Un enfant en Ukraine, tous les enfants du monde. Cette pensée résonne en moi, évoquant le Moyen-Orient, l'Afrique ou l'Amérique centrale, pour ne citer que quelques-unes des régions de la planète où enfants et adolescents subissent des violences extrêmes sous différentes formes. 

J'aimerais donc vous inviter à imaginer le monde affectif d'un enfant qui aurait pu tout perdre sous le feu de la violence. On peut aussi se demander quel est notre rôle d'analystes face à une telle catastrophe émotionnelle, où il y a fort à faire. En même temps, la tâche est délicate et complexe. Il ne s'agit pas seulement de la fureur de vouloir aider à tout prix. 

Lorsque la cruauté émerge de manière massive, il nous est très difficile de ne pas succomber à son impact mais de continuer à penser de manière émotionnellement proche à ceux qui souffrent, en particulier les enfants.
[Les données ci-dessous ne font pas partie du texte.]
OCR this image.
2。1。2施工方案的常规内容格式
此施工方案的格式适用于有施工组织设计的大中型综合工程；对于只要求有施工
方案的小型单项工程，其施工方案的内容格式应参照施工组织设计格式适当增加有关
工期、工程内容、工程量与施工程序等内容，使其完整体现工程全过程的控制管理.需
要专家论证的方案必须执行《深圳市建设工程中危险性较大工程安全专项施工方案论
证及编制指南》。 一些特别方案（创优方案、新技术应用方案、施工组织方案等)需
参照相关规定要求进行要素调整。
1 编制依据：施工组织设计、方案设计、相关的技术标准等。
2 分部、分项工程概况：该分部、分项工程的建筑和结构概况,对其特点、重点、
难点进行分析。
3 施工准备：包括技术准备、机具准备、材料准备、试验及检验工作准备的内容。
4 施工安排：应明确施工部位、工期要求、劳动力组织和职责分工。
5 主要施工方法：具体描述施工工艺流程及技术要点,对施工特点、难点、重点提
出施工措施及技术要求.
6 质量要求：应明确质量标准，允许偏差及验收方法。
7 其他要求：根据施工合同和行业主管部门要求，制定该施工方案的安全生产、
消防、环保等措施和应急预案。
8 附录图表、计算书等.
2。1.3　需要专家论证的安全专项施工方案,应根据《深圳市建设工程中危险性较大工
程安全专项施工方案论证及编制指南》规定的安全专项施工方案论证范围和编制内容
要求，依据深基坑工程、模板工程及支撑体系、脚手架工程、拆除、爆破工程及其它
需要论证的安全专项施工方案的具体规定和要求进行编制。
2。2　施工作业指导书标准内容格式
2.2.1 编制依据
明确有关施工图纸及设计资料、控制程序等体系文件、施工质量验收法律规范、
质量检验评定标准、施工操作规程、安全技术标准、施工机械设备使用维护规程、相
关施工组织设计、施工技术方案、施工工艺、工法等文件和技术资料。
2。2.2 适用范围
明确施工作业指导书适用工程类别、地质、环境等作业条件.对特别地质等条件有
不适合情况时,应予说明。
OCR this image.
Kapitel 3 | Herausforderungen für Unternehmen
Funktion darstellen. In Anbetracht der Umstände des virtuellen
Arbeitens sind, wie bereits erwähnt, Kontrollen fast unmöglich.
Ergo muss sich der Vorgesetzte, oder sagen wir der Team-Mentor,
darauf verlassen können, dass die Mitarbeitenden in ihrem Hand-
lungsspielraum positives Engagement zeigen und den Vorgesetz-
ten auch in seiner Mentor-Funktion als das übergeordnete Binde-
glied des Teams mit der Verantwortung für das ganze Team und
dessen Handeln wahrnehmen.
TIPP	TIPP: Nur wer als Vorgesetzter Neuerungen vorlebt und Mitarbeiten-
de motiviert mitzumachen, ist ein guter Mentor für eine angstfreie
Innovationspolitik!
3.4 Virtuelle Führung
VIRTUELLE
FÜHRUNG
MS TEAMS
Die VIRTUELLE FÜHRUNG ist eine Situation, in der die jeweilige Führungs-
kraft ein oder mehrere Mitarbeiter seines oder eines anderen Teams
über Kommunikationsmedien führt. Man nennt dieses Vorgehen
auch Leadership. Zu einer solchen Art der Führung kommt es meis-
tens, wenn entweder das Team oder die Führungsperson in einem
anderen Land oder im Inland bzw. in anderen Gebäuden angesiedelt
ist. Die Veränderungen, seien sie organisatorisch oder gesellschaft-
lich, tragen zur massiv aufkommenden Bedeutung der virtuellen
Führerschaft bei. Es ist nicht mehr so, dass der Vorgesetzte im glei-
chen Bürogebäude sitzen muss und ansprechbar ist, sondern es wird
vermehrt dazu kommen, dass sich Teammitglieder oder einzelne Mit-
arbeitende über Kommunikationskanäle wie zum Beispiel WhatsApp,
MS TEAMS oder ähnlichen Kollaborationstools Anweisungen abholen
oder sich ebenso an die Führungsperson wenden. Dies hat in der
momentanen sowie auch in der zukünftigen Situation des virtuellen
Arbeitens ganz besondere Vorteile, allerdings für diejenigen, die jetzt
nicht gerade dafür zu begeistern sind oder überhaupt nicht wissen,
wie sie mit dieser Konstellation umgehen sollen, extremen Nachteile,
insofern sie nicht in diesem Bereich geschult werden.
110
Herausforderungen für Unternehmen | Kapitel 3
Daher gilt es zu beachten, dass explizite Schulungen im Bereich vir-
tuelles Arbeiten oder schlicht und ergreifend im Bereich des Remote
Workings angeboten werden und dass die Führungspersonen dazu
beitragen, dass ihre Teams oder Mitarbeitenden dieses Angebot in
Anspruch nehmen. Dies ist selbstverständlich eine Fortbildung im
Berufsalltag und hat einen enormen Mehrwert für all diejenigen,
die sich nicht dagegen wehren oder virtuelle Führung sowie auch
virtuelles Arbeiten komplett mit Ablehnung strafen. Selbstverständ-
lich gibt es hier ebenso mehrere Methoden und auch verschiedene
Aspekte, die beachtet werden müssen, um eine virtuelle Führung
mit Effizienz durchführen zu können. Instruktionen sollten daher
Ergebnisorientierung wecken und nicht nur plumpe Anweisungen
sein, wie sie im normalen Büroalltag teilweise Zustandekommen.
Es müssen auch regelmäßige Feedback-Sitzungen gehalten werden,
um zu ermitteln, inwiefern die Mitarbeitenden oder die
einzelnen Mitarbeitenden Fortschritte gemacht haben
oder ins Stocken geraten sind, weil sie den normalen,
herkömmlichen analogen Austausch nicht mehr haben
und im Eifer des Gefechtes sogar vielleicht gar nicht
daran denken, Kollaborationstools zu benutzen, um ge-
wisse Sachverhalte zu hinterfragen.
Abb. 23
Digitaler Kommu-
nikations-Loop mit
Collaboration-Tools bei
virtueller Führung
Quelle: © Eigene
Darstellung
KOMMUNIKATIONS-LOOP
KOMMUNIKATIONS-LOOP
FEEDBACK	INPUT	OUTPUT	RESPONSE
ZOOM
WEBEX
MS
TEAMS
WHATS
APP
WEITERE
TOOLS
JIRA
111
Je crois que dans ce contexte, le sauvetage des individualités est crucial, tâche inhérente à la psychanalyse. Je me souviens donc de Mélanie Klein et Richard, leur évacuation hors de Londres, les bombardements, la salle de consultation improvisée. Tous les fantasmes que Richard affichait dans la relation avec Klein. Les deux sont courageux; patient et analyste, pour avoir construit une relation au milieu d'une ligne de mire. Aujourd'hui, il y a aussi beaucoup de gens courageux. Je ressens de la joie à savoir que les analystes peuvent continuer à travailler dans les pires circonstances avec notre méthode. Dans son précieux article, Adam Limentani (1987) passe en revue les réponses de l'API et des sociétés du reste du monde pendant les années de la Seconde Guerre mondiale, de 1939 à 1945, et analyse les évolutions et les stagnations de la psychanalyse de cette époque.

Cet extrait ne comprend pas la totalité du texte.